SÃO PAULO - As medidas tomadas pelo governo para conter a inflação por meio de um controle maior sobre a expansão do crédito não devem surtir grande efeito para o Bradesco, pelo menos neste ano. Ao apresentar os resultados referentes ao segundo trimestre, o banco revisou para cima a sua projeção para a carteira de crédito em 2008. Espera agora um crescimento entre 24% e 29%, contra uma estimativa anterior de 21% a 25%.

Valor Online |

 

A mudança nas projeções foi baseada no comportamento das grandes empresas durante os últimos 12 meses. Com importantes projetos de expansão em andamento, essas companhias seguem investindo forte, porém a fonte dos recursos parece ter mudado. Com o impacto da crise financeira internacional sobre as bolsas de valores, o empréstimo bancário voltou a ser um instrumento de captação importante, mesmo diante de juros mais salgados.

Até o ano passado, as grandes empresas recebiam as menores projeções de crescimento de crédito dos bancos brasileiros, justamente devido à forte presença do mercado de capitais no financiamento dos investimentos.
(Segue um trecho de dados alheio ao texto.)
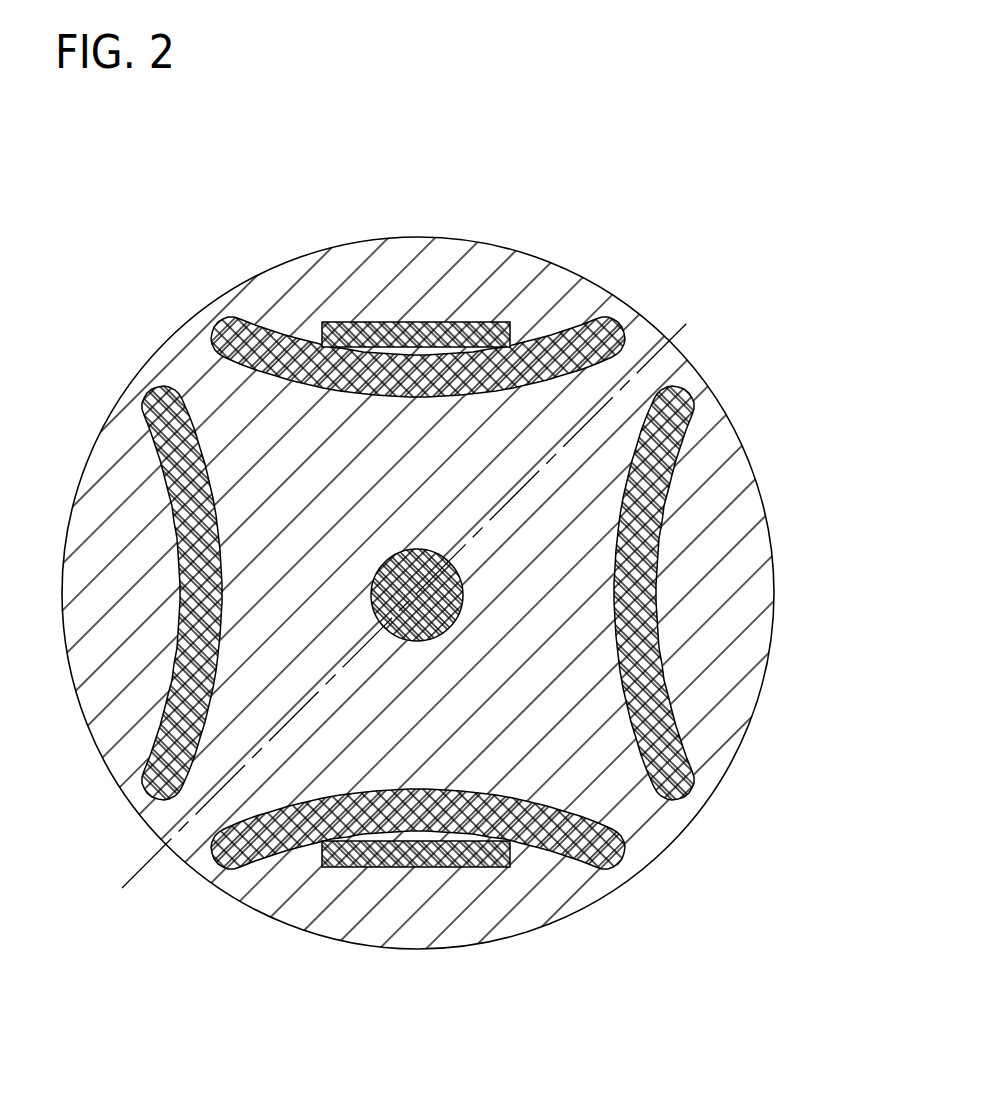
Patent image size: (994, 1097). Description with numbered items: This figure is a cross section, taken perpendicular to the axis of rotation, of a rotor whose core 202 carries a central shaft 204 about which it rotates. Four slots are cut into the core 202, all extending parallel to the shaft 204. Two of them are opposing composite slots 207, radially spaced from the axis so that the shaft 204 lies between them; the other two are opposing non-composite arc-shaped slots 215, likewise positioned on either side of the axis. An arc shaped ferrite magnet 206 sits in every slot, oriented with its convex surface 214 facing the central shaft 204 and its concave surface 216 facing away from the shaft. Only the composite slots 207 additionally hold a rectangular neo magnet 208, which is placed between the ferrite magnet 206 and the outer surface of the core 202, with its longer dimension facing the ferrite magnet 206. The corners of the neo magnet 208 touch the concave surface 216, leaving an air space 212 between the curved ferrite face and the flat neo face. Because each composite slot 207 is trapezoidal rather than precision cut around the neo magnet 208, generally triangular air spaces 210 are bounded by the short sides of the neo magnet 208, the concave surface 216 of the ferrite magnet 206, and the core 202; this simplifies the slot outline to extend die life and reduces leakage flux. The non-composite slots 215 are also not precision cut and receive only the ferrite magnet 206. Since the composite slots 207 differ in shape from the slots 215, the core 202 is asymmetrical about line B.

Diante do novo cenário, o Bradesco acredita que essa carteira irá crescer entre 22% e 30% neste ano, mais que o dobro da estimativa anterior, de 10% a 15%.

Para os demais segmentos, o banco manteve praticamente inalteradas as previsões, com exceção do crédito consignado. A carteira de pequenas e médias empresas deve crescer de 20% a 23%, enquanto que a de pessoas físicas deve avançar entre 24% e 29%.

Dentro deste último grupo, o Bradesco revelou uma redução importante na expectativa para o crédito consignado. Segundo o presidente do banco, Márcio Cypriano, as mudanças nas regras dessa modalidade de empréstimo e o aumento do custo de captação levaram à uma redução das expectativas. É aguardada agora uma expansão entre 35% e 45%, ante projeção anterior entre 90% e 110%.

O Bradesco encerrou o segundo trimestre com lucro líquido de R$ 2 bilhões, o que representa uma alta de 11,1% em relação ao mesmo período de 2007. O negócio de seguros respondeu por 36% do resultado, enquanto que a prestação de serviços e a oferta de crédito representaram 25% cada uma. Já as operações de tesouraria responderam por 8%, ficando as captações com os 6% restantes.